I think it's overly simplistic to suggest that inexorable hockey-masked killer Jason punishes the camp counsellor archetypes responsible for his drowning death for having sex, smoking pot, and partying--closer to the truth that the Jason mythopoeia revolves around a certain Keatsian "consumption sublime" poised at that exact moment of sexual awakening in the young male and its Freudian Oedipal complexities. Consider that Jason, for the most part, targets the males while Freddy tortures the women, their roles defined in this picture along strict lines of Oedipal dysfunction and paternal transgression. The phallic devices of mayhem employed by Jason distract from the idea (suggested by critic Alex Jackson) that Jason himself may be the manifestation of a penis, tumescent and ramrod straight: the murders--particularly the penetration murders (and here the film resembles most Friday the 13th: The Final Chapter)--are the kind of frustrated sexual performance circumscribed in Keats' "The Eve of St. Agnes" (itself a description of a rape, a dream, and a disappointing reality--not so much "afterglow" as "after-disgust"), with Jason, unsated and indeed unsate-able, forever re-enacting the moment of his mother's death and his resultant inability to ever make appropriate mate choices (proper release)--robbed, as he is, of the mother at the moment of the all-important split. A scene where Jason repeatedly jackhammers a stud with a giant machete is filmed in such a way as to suggest a homosexual rape, while an extremely loaded sequence in which a young woman is about to be "saved" by a rape (in the midst of Keats' Ruth's alien corn, no less) is interrupted by Jason pricking her attacker with a jagged pipe, appearing to "save" her from a successful rape with an unsuccessful rape.

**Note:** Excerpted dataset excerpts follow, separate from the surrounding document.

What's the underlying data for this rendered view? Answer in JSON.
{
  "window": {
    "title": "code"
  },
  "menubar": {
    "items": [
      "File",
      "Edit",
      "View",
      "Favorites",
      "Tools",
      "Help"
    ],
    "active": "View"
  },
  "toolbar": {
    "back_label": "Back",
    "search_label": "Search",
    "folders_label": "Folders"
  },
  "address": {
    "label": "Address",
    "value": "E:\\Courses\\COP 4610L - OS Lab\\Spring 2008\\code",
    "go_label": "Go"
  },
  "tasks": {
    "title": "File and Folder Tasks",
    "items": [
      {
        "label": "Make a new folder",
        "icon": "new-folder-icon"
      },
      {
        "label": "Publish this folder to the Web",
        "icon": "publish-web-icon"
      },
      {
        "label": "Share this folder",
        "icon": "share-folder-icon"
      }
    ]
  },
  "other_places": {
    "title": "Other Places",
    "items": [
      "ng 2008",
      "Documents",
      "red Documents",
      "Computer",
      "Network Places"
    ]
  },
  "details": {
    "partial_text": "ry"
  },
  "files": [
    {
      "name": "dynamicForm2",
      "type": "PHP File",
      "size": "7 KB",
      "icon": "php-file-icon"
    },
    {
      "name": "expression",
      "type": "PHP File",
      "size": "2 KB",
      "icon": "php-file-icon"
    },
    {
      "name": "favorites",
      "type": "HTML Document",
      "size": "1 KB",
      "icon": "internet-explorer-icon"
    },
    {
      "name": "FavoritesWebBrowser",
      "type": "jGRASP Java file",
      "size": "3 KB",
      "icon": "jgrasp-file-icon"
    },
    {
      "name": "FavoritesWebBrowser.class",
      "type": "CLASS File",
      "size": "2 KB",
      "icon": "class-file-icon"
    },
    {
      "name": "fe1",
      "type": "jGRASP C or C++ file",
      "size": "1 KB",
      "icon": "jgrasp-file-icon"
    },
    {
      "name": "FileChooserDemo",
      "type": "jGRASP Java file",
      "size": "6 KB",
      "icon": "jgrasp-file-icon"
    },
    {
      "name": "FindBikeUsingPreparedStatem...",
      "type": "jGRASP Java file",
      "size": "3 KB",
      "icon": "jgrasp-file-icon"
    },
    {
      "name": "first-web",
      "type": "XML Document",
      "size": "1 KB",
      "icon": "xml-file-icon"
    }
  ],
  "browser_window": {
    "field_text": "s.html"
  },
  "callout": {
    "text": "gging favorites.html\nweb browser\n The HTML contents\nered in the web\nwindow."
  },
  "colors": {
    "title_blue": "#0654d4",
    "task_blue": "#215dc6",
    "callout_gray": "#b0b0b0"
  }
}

Too thorny to deconstruct in just a few lines, sufficed to say that there's something alive in this film, and it's not necessarily the undead fiends enjoying their second coming, nor the awful dialogue their victims are forced to spew. Freddy Vs. Jason speaks of Freddy as a contagion to be contained, furthering the idea of blood contamination in a thaumaturgical sense--the transformation of sin into a physical stain while recognizing that Freddy's power has always been more impishly magical at its essence than truly demonic. The centre of the film isn't the duel that takes up its last twenty minutes or so, but two images: the first an unbelievably clever effect of Freddy as a hookah-smoking caterpillar, the second Freddy's discovery that Jason is afraid of water and subsequent delivery of a "cold shower" that "shrinks" Jason from his priapic height to a limp, flaccid, more manageable size. Freddy Vs. Jason is fascinating stuff that works its campy measure of gratuitous gore and nudity to adequate effect while offering the sort of cohesive rule structure that allows for a deeper analysis. Arguably the best entry in either series (with the possible exception of the first A Nightmare on Elm Street), Freddy Vs. Jason, which even has the audacity to offer a princess' kiss to wake a sleeping paladin, is a B-movie that understands the freedom that the slasher subgenre offers the devoted to indulge in psychosexual opera. A minor shame that the film's pleasures are more of the mind than the trip-hammer heart."